= Marquis of Coligny =

Arms of the Coligny family

The Marquis of Coligny was a title in the French nobility created for Charles de Coligny in 1617.

==History==
The Marquis of Coligny-le-Vieux was created in 1617 by Archduke Albert of Austria and his wife Isabella Clara Eugenia, on the land of Coligny, for the benefit of Charles de Coligny (1654–1632), younger son of Gaspard II de Coligny de Châtillon, Admiral of France, Lord of the two Coligny (-le-Vieux, from his ancestors; and le-Neuf, County in March 1556, which he acquired in July 1563 and which was inherited by his eldest son François). Upon the extinguishment of the House of Coligny in 1694, the lands of Coligny-le-Vieil passed through inheritance to the families of Langeac, Sandersleben (through Léopold-Eberhard, whose wife Anne-Sabine acquired the lands of the marquisate in 1719), Faucigny-Lucinge and Pillot who titled themselves "Marquis of Coligny" in their own right.
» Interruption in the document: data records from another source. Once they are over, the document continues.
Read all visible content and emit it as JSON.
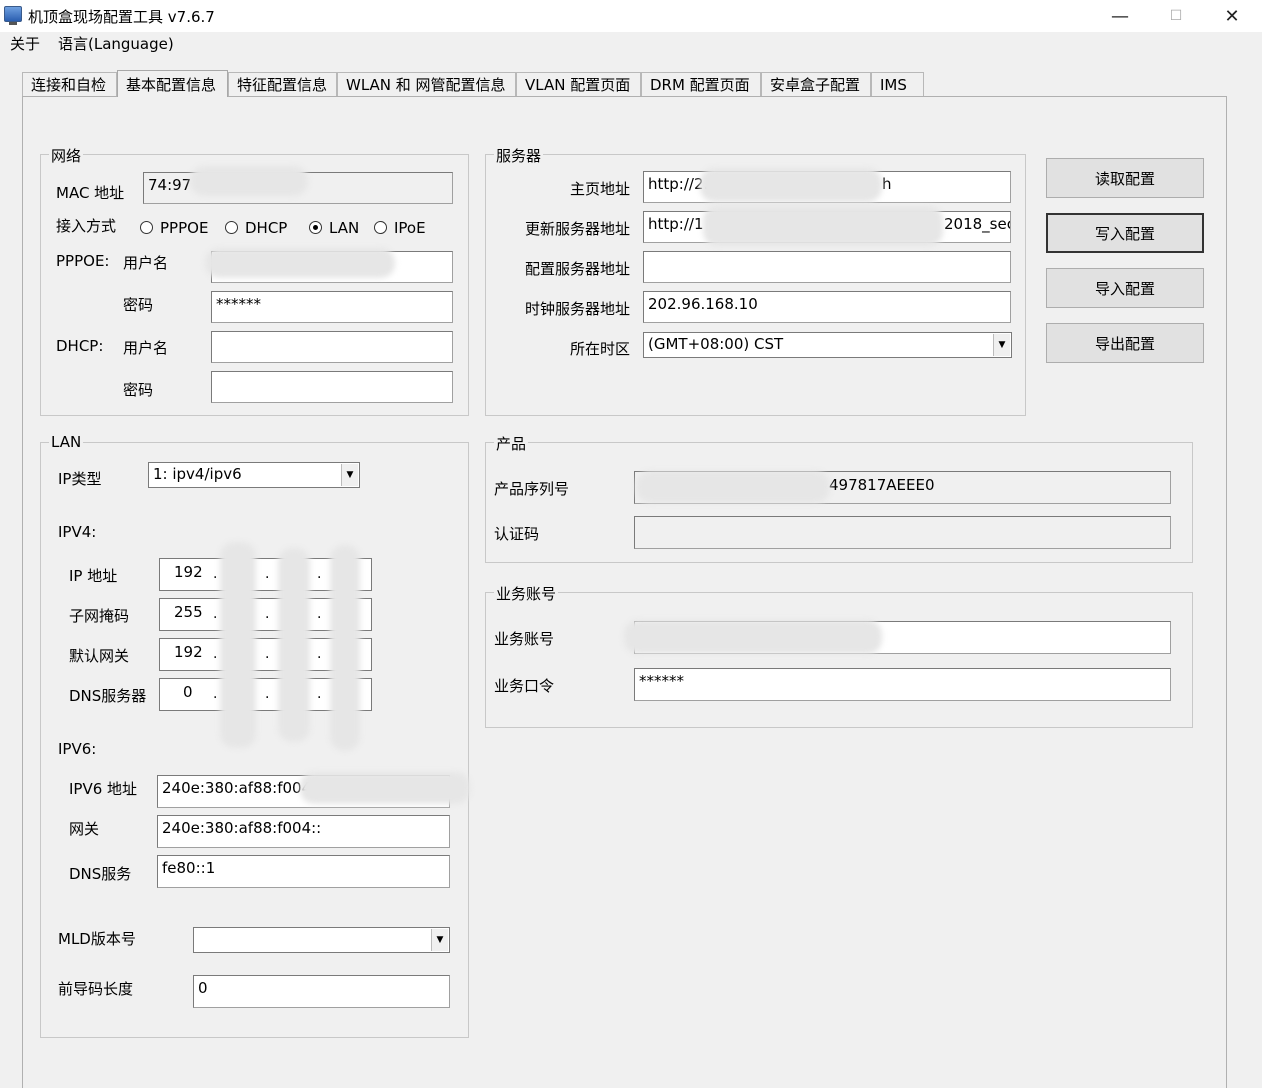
{
  "window": {
    "title": "机顶盒现场配置工具 v7.6.7",
    "minimize": "—",
    "maximize": "☐",
    "close": "✕"
  },
  "menu": [
    "关于",
    "语言(Language)"
  ],
  "tabs": [
    "连接和自检",
    "基本配置信息",
    "特征配置信息",
    "WLAN 和 网管配置信息",
    "VLAN 配置页面",
    "DRM 配置页面",
    "安卓盒子配置",
    "IMS"
  ],
  "network": {
    "title": "网络",
    "mac_label": "MAC 地址",
    "mac_value": "74:97",
    "access_label": "接入方式",
    "access_options": [
      "PPPOE",
      "DHCP",
      "LAN",
      "IPoE"
    ],
    "access_selected": "LAN",
    "pppoe_label": "PPPOE:",
    "dhcp_label": "DHCP:",
    "username_label": "用户名",
    "password_label": "密码",
    "pppoe_username": "",
    "pppoe_password": "******",
    "dhcp_username": "",
    "dhcp_password": ""
  },
  "server": {
    "title": "服务器",
    "home_label": "主页地址",
    "home_value": "http://2.",
    "home_value_tail": "h",
    "update_label": "更新服务器地址",
    "update_value": "http://1",
    "update_value_tail": "2018_sec",
    "config_label": "配置服务器地址",
    "config_value": "",
    "clock_label": "时钟服务器地址",
    "clock_value": "202.96.168.10",
    "tz_label": "所在时区",
    "tz_value": "(GMT+08:00) CST"
  },
  "buttons": {
    "read": "读取配置",
    "write": "写入配置",
    "import": "导入配置",
    "export": "导出配置"
  },
  "lan": {
    "title": "LAN",
    "ip_type_label": "IP类型",
    "ip_type_value": "1: ipv4/ipv6",
    "ipv4_label": "IPV4:",
    "ip_label": "IP 地址",
    "ip_first": "192",
    "mask_label": "子网掩码",
    "mask_first": "255",
    "gw_label": "默认网关",
    "gw_first": "192",
    "dns_label": "DNS服务器",
    "dns_first": "0",
    "ipv6_label": "IPV6:",
    "ipv6_addr_label": "IPV6 地址",
    "ipv6_addr_value": "240e:380:af88:f004:",
    "ipv6_gw_label": "网关",
    "ipv6_gw_value": "240e:380:af88:f004::",
    "ipv6_dns_label": "DNS服务",
    "ipv6_dns_value": "fe80::1",
    "mld_label": "MLD版本号",
    "mld_value": "",
    "prefix_label": "前导码长度",
    "prefix_value": "0"
  },
  "product": {
    "title": "产品",
    "serial_label": "产品序列号",
    "serial_value": "497817AEEE0",
    "auth_label": "认证码",
    "auth_value": ""
  },
  "business": {
    "title": "业务账号",
    "account_label": "业务账号",
    "account_value": "",
    "password_label": "业务口令",
    "password_value": "******"
  }
}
==List of the Marquesses of Coligny==
===House of Coligny===

- 1617–1629: Charles de Coligny (1564–1632), 1st Marquis of Coligny (1617), 1st Marquis of Andelot (1617), and Marquis of Saint-Bris, younger son of Admiral Gaspard II de Coligny.
- 1629–1644: Clériadus de Coligny (1578–1644), 2nd Marquis of Coligny, 2nd Marquis of Andelot, cousin of the preceding from whom he bought the marquisate.
- 1644–1664: Joachim de Coligny (d. 1664), 3rd Marquis of Coligny, 3rd Marquis of Andelot, Baron de Cressia, son of the preceding.
- 1664–c. 1670: Barbe de Coligny, 4th Marquise of Coligny, 4th Marquise of Andelot, sister of the preceding, wife of Gilbert V de Langheac.

===House of Langheac===

Arms of the Langeac family

- c. 1670–1676: Gilbert VI of Langheac (d. 1676), 5th Marquis of Coligny, 1st Count of Dalet, son of the preceding, husband of Louise-Françoise de Bussy-Rabutin (daughter of Roger, Count of Bussy).
- 1676–1719: Marie François Roger de Langheac (1676–1746), 6th Marquis of Coligny, 2nd Count of Dalet, Count of Toulongeon in Autunois, son of the preceding.

===House of Württemberg===
- 1719–1735: Anne Sabine Hedwiger (1676–1735), Marquise of Coligny and Countess of Sponeck. In 1719, she received the Marquisate of Coligny-le-Vieux from Roger de Langheac (1676–1746). Her morganatic husband, Leopold Eberhard, Duke of Württemberg, Prince of Montbéliard, was the son of Anne de Coligny, heiress of the County of Coligny-le-Neuf in 1657, and George II, Duke of Württemberg-Montbéliard.
- 1735–1786: Léopoldine-Eberhardine de Sponeck (1697–1786), Marquise de Coligny, Countess of Coligny-le-Neuf, wife of Charles-Léopold de Sandersleben (1698–1763), who was likely a son of Léopold-Eberhard (making Sandersleben her half-brother); daughter of the preceding.
- 1786–1793: Anne-Élisabeth de Sandersleben (1722–1793), Marquise de Coligny, Countess of Coligny-le-Neuf, wife of Thomas de Pillot (1713–1777), Lord of Chenecey, head of the Pillot family, daughter of the preceding.

Anne-Élisabeth's elder sister, Eléonore-Charlotte de Sandersleben (1720–1781), who died before she could inherit, married Louis-Christophe de Faucigny-Lucinge in 1752, whose descendants took the names Faucigny-Lucinge de Coligny et Châtillon. The Faucigny-Lucinge and Pillot family henceforth shared the title of Count and Marquis of Coligny (-le-Neuf, and le-Vieux), co-Lords of the lands of Coligny until the Revolution.